How to use AI to make life easier, not replace your brain - Ep 92

AI is everywhere right now. It’s in our feeds, in our conversations and in our businesses. 

And depending on who you ask, it’s either the most exciting tool creators have ever had or something we should be deeply cautious about.

Even though it seems like AI is at the forefront of every conversation now, it didn’t appear overnight.

It’s been working in the background of our lives for quite a while.

 
 

Create & consume:

What Austen is creating this week: A makeup tutorial for a full-face of drugstore makeup options

What Austen is consuming this week: Love Is Blind Season 10

In this episode:

The origins and emergence of AI

If you’ve ever used Amazon’s product recommendations, watched a Netflix suggestion, or relied on Google autocomplete, you’ve used AI.

For years, artificial intelligence worked quietly in the background. It analyzed behavior patterns and predicted what we might want next. 

Back then, it wasn’t creating content—it was organizing and recommending. 

When Siri launched in 2011, AI moved into our pockets. A few years later in 2014, Amazon Alexa brought it into our homes. 

Throughout the 2010s, machine learning made platforms smarter from Spotify to TikTok.

The real shift happened in the last five years when AI became generative.

Instead of simply predicting or recommending, AI can now write, design, code, create images, edit video, and mimic human language patterns. 


How AI has evolved for me

About three years ago, I made a YouTube video inspired by Casey Neistat where I asked ChatGPT to write a script in the style of my channel.

The result was… not great. It felt vague, robotic, and very obviously not in my voice.

Recently, I tried something similar. I asked it to come up with a new video idea for my channel. It suggested: 

“A week of outfits as a full-time creator in NYC. This blends fashion, creator life, NYC as a backdrop, and behind-the-scenes realism — which your audience loves.”

What surprised me most was the specificity. It referenced that Monday is typically my admin day and Tuesday is my filming day. 

It understood my content pillars and the direction I’ve been moving toward. Three years ago, it felt like a gimmick. Now, it feels like a legitimate creative tool.

I also recently upgraded to the ChatGPT Go plan, which is $8 per month, and the improvement has been noticeable.


How I use AI in my creator business

I don’t use AI to replace my creativity. I use it to support it.

I use it for ideation and brainstorming when I need fresh angles. I use it to refine creative assets like hooks, thumbnails, and episode concepts. 

Sometimes I’ll ask how to make a YouTube thumbnail more engaging or how to elevate a concept for The Glow Up series.

It’s also helpful for drafting emails and positioning rates. It allows me to articulate my value clearly and confidently during negotiations.

I use AI to help structure podcast show notes and blog posts like this one. I use AI-powered tools to clip podcast episodes more efficiently. 

And I use it when reviewing my annual goals to help think through strategy and big-picture planning.

It speeds up processes, but I’m still the decision-maker.
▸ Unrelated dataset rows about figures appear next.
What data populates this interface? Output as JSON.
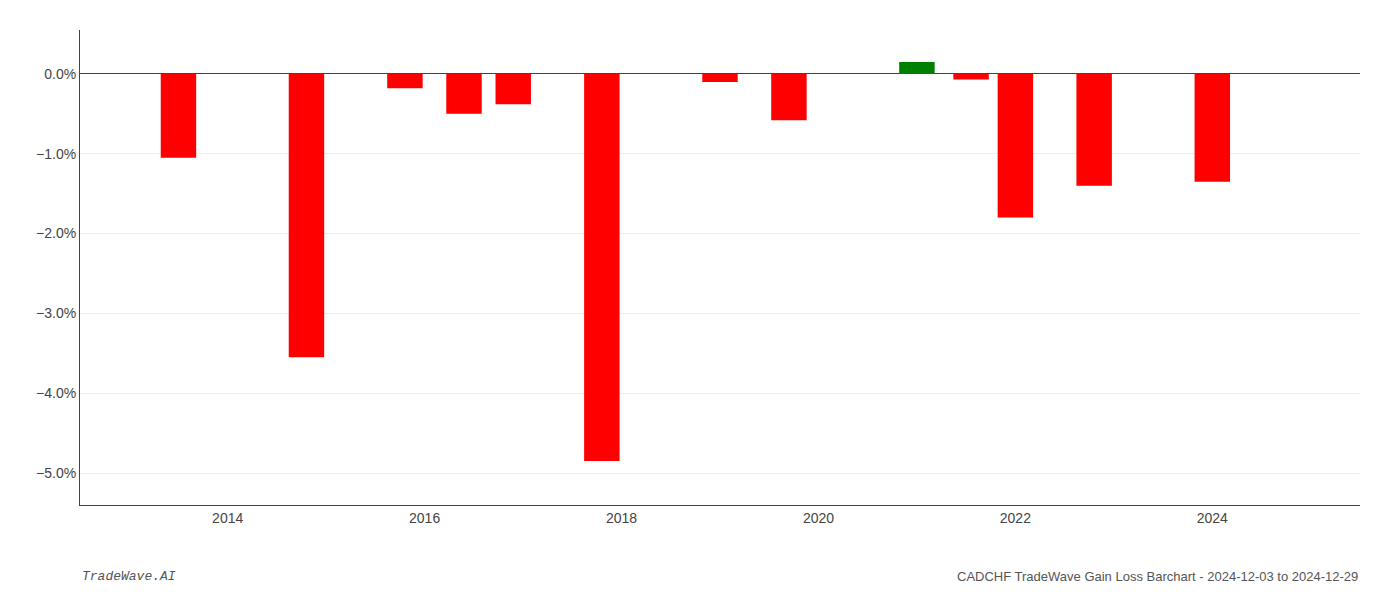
{
  "chart_data": {
    "type": "bar",
    "title": "CADCHF TradeWave Gain Loss Barchart - 2024-12-03 to 2024-12-29",
    "annotations": [
      "TradeWave.AI"
    ],
    "x": [
      2013.5,
      2014.8,
      2015.8,
      2016.4,
      2016.9,
      2017.8,
      2019.0,
      2019.7,
      2021.0,
      2021.55,
      2022.0,
      2022.8,
      2024.0
    ],
    "values": [
      -1.05,
      -3.55,
      -0.18,
      -0.5,
      -0.38,
      -4.85,
      -0.1,
      -0.58,
      0.15,
      -0.07,
      -1.8,
      -1.4,
      -1.35
    ],
    "colors": [
      "#ff0000",
      "#ff0000",
      "#ff0000",
      "#ff0000",
      "#ff0000",
      "#ff0000",
      "#ff0000",
      "#ff0000",
      "#008000",
      "#ff0000",
      "#ff0000",
      "#ff0000",
      "#ff0000"
    ],
    "xlim": [
      2012.5,
      2025.5
    ],
    "xticks": [
      2014,
      2016,
      2018,
      2020,
      2022,
      2024
    ],
    "ylim": [
      -5.4,
      0.55
    ],
    "yticks": [
      {
        "value": 0.0,
        "label": "0.0%"
      },
      {
        "value": -1.0,
        "label": "−1.0%"
      },
      {
        "value": -2.0,
        "label": "−2.0%"
      },
      {
        "value": -3.0,
        "label": "−3.0%"
      },
      {
        "value": -4.0,
        "label": "−4.0%"
      },
      {
        "value": -5.0,
        "label": "−5.0%"
      }
    ],
    "grid": true
  }
}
How I use AI in my personal life

AI isn’t just a business tool for me.

I’ve used Canva’s Magic Edit for home planning visuals. I’ve used ChatGPT to mock up renovation concepts and layout ideas. 

When I wanted to increase my cycling time this year, I had it calculate exactly how much I needed to add weekly to hit my goal. I even used it to help break down shared costs for a bachelorette trip.

It saves time on logistical tasks that would otherwise require multiple apps or spreadsheets.


Where I set boundaries

This is the probably the most important part—I never copy and paste something from AI as it is. 

AI for me is a first draft or a brainstorming partner, but I don’t blindly publish what it gives me.

Here are some boundaries I set with AI, to name a few:

  • I don’t outsource freelance client work to it.

  • I don’t use it to communicate with my community.

  • I don’t rely on it to fully write blog posts for my personal brand. 

It’s very simple: at the end of the day efficiency will never come at the cost of my integrity and the promises I make to myself, my clients and my community.


AI and content creators

I think creators need to ask themselves one important question:

Why would someone choose to watch your content instead of getting a highly personalized answer from AI?

AI can generate information instantly. What it cannot replicate is lived experience, taste, storytelling, and emotional nuance.

As AI improves, originality becomes more valuable—not less. I talk more about this in episode 86, what’s really working on social media right now.


In summary:

At the end of the day, AI helps me move faster. It reduces friction in my workflow. 

It prevents burnout by taking some of the logistical weight off my plate.

It gives me more time to focus on creativity, big-picture strategy, and the parts of my business that only I can do.

For twenty years, AI was quietly organizing our world. Now, we get to decide how we collaborate with it.